Die Frage war, was würde überwiegen: Das Training oder die fehlende
Turnierpraxis?
Das Hauptziel - zumindest
für Sebastian - waren sicherlich die Landesmeisterschaften, der Härtetest
dafür war das Turnier in Erfurt. Die Landesmeisterschaften werden
wir in Teil 2
betrachten. Das Weihnachtsopen war für uns bereits Erfurt III - nach
unseren Auftritten dort in den Jahren 2006 und 2007. Gespielt werden, beginnend
am zweiten Weihnachtstag, acht Runden Schweizer System mit der Bedenkzeitregelung
2 Stunden für 40 Züge, 30 Minuten für den Rest. Neben einem
Seniorenturnier bietet Erfurt ein Amateur- (Obergrenze Wertungszahl 1600)
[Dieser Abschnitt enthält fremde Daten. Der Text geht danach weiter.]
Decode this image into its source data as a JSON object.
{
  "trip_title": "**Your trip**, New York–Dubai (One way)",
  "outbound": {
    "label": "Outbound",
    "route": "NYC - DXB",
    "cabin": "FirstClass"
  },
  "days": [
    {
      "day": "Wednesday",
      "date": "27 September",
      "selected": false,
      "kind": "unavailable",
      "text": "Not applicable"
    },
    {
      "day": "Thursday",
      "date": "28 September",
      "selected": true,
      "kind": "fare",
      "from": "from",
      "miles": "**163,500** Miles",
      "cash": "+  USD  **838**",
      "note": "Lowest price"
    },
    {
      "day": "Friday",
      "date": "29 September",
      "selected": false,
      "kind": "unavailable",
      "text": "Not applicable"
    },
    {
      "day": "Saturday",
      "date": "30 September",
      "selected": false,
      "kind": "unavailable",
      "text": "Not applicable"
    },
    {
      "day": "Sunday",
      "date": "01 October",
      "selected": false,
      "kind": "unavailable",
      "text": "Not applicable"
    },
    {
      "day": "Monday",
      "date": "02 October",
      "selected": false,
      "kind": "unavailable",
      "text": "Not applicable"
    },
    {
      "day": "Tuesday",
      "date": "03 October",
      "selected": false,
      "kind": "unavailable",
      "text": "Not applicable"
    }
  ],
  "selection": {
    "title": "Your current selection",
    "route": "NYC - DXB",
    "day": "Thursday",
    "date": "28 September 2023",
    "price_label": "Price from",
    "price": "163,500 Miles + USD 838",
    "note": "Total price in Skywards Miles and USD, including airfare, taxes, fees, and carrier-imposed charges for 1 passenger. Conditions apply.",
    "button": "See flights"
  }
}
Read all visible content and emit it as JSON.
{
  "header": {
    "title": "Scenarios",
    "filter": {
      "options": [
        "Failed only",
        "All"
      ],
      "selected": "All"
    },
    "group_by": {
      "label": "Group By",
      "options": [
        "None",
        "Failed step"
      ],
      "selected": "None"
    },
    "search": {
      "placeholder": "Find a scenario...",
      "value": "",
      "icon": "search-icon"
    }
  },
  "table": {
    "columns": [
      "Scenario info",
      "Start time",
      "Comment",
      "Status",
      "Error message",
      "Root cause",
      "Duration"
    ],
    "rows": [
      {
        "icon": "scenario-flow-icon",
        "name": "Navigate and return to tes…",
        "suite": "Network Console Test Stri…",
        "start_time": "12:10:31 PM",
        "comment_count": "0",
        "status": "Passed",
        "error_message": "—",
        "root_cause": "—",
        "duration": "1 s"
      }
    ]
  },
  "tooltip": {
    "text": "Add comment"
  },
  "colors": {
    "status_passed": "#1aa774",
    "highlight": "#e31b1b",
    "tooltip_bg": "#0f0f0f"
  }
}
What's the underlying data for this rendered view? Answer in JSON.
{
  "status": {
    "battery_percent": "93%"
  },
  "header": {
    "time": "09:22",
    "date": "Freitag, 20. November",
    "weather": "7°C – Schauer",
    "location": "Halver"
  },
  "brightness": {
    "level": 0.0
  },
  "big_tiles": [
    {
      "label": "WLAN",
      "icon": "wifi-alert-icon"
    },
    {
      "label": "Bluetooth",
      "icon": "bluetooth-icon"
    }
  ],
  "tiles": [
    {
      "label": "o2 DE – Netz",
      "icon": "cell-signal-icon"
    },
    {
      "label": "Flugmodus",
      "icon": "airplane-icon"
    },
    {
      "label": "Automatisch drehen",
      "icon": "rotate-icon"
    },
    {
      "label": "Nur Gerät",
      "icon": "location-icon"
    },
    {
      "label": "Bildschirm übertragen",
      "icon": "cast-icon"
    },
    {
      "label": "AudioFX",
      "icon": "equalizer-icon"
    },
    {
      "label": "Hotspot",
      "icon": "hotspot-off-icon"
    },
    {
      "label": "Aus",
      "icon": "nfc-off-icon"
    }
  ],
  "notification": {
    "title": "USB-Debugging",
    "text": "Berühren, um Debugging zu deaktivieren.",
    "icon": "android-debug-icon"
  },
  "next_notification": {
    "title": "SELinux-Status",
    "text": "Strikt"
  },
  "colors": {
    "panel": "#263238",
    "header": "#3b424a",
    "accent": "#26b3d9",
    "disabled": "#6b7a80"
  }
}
sowie ein Hauptturnier (Obergrenze 2000). Die "Königsklasse" ist allerdings
das sog. Meisterturnier, wofür 1900 Punkte minimal notwendig sind.
Hier starteten Sebastian und ich.
Gespielt wurde im Radisson-Hotel,
wo wir auch wohnten. Von der 17. Etage aus konnte man während der
Partien einen tollen Blick auf die Erfurter Altstadt werfen. Das Turnier
sah insgesamt ca. 200 Teilnehmer, davon ca. 70 im Meisterturnier. Sebastian
war an Platz 16 gesetzt und hoffte sicherlich auf eine Position in den
Top 10. Nachdem also am 26. Dezember der Weihnachtsbraten beiseite geschoben
wurde, ging es auf die von Bremen aus ca. vierstündige Anreise nach
Erfurt und dann am Abend gleich ans Brett. Mit am Start mehrere Großmeister,
als Nr. 1 der Setzliste dabei der Ukrainer Zubarev mit ca. 2600 Wertungspunkten.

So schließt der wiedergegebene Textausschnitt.